Изменить размер шрифта - +

Он стал за маленькой елкой, осторожно отвел затвор, загнал патрон в патронник. Он был уверен в себе — стрелял всегда без промаха. А там пусть думают-гадают. Мало ли по лесу охотников шастает. Пуля — дура.

Николай Ильич почувствовал, сердцем почувствовал, что Мокригин вот-вот появится из бора. Перехватило дыхание и чуть дрогнула рука, когда он поднял карабин примериться. Но справился с охватившим его ознобом, глубоко вздохнул и тут же увидел идущего, Гришину мохнатую рыжую шапку. Еловый подрост почти скрывал фигуру Мокригина. Николай Ильич видел только голову да успел разглядеть вещевой мешок за спиной. «Небось продуктов несет своему дружку Коле», — мелькнула злорадная мысль, и он нажал на курок.

 

 

…Он пришел из лесу в потемках, совсем обессиленный. Спрятал карабин. Но на душе у него было спокойно. Словно стрелял не сам он, а кто-то другой: понял его страдания и горе и сжалился над стариком, открыл ему дорогу к сыну. И он, спаситель, и грех на душу взял.

Николай Ильич не сомневался в том, что Гриша Мокригин мертв. Ну и что ж, что он не видел его мертвым. Случись это, ему, может быть, и тошно стало, и совесть его начала бы мучить. А так — был Гриша, и нету. Только выстрел отдался эхом по перелескам. А что Тельман еще не написал, так это не страшно. Еще напишет. Да и сам он, Николай Ильич, съездит к сыну. Непременно съездит. Завтра же. У него теперь время есть. Уж они-то вдвоем разберутся во всем, уж они-то найдут дорожку друг к другу. А Гриша теперь не помешает.

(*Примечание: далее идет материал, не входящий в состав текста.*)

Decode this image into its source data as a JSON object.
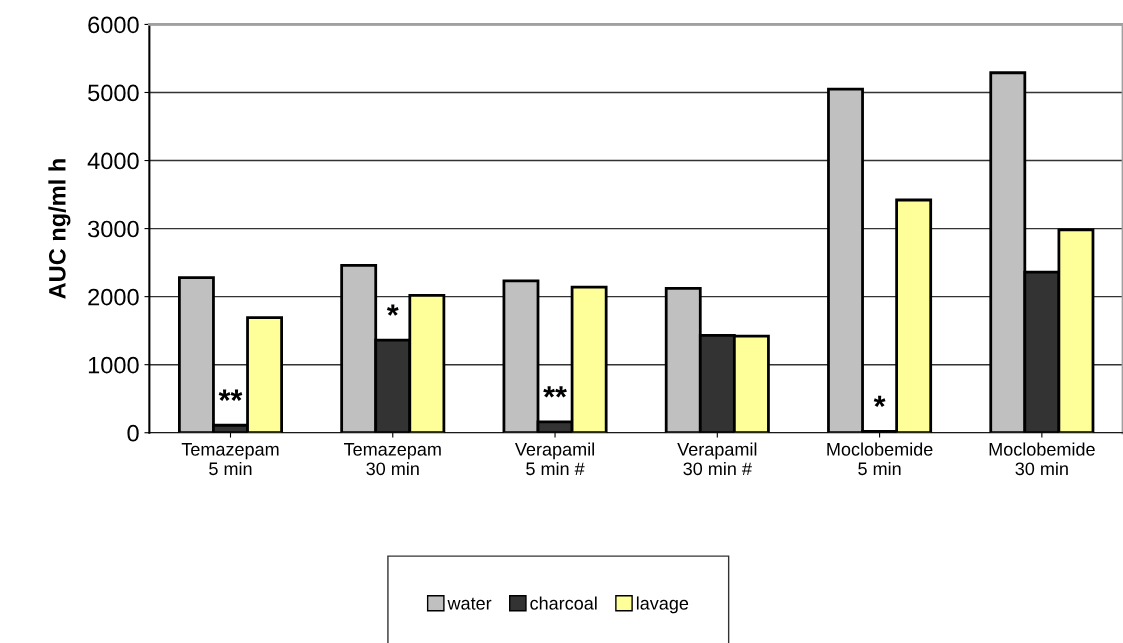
{
  "chart_data": {
    "type": "bar",
    "ylabel": "AUC ng/ml h",
    "categories": [
      "Temazepam\n5 min",
      "Temazepam\n30 min",
      "Verapamil\n5 min #",
      "Verapamil\n30 min #",
      "Moclobemide\n5 min",
      "Moclobemide\n30 min"
    ],
    "series": [
      {
        "name": "water",
        "color": "#c0c0c0",
        "values": [
          2280,
          2460,
          2230,
          2120,
          5050,
          5290
        ]
      },
      {
        "name": "charcoal",
        "color": "#333333",
        "values": [
          110,
          1360,
          160,
          1430,
          20,
          2360
        ]
      },
      {
        "name": "lavage",
        "color": "#ffff99",
        "values": [
          1690,
          2020,
          2140,
          1420,
          3420,
          2980
        ]
      }
    ],
    "annotations": [
      {
        "text": "**",
        "x": "Temazepam\n5 min",
        "y": 110
      },
      {
        "text": "*",
        "x": "Temazepam\n30 min",
        "y": 1360
      },
      {
        "text": "**",
        "x": "Verapamil\n5 min #",
        "y": 160
      },
      {
        "text": "*",
        "x": "Moclobemide\n5 min",
        "y": 20
      }
    ],
    "ylim": [
      0,
      6000
    ],
    "yticks": [
      0,
      1000,
      2000,
      3000,
      4000,
      5000,
      6000
    ],
    "grid": "y",
    "legend": "bottom"
  }
}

Впервые за несколько дней Николай Ильич хорошо спал.

На следующее утро он зашел в Пехенец на почту. Письма опять не было, и Николай Ильич отправился на Мшинскую, на электричку. О Грише он и не вспоминал, только, когда проезжал Гатчину, кольнуло сердце тревогой. Но он успокоил себя. Вот и в Пехенце никто ничего пока не знает: где-где, а на почте-то уж наверняка знали бы.

Он ехал к сыну с твердой уверенностью, что все у него устроится. Нет, хватит терзаться в одиночестве. Что он за размазня такая? Надо же решиться! Не может такого произойти, чтобы не признал его сын. Не может.

 

15

 

…Тельмана дома не оказалось. Сколько ни звонил Николай Ильич, за дверью было тихо. Он решил где-нибудь перекусить и зайти позже. «В крайнем случае с последней электричкой уеду. К ночи-то небось вернется, — успокаивал он себя. — Мало ли какие дела! На службе задержался».

Он долго ходил по городу, останавливаясь у красивых витрин магазинов. Нарочно оттягивал время, чтобы прийти уж наверняка, обязательно застать сына. На Неве, у Петропавловской крепости, Николай Ильич приметил художника с мольбертом и долго стоял поодаль, разглядывая, чего он там рисует. Город был затянут сырым, противным туманом, и на холсте у художника слоился туман, а в просветах намечались зыбкие контуры Зимнего дворца. Николай Ильич стоял молча, затаив дыхание, боясь привлечь внимание художника и рассердить его. Он с какой-то затаенной гордостью думал: «Вот и мой Тельман художник и так же, наверное, стоит где-нибудь, рисует, а люди почтительно рассматривают его картины. И наверное, Тельман хороший художник, коль пропечатали его картины в журнале да еще написали такие теплые слова».

Николай Ильич вздрогнул, когда у него за спиной, где-то за Кировским мостом, запела звонко труба. «Опять дудит! Ну что за наваждение?» Но здесь песня трубы была иной, не такой отрывистой и хриплой, как у пионерского горниста в лесу. Она лилась над Невой красиво и раздольно. И оборвалась так же неожиданно, как и началась.

На крейсере «Аврора» играли вечернюю зорю. Но Николай Ильич этого не знал.

Уже совсем стемнело, когда художник сложил мольберт и краски и, искоса взглянув на Николая Ильича, пошел прочь. Николай Ильич тоже пошагал по Кировскому проспекту.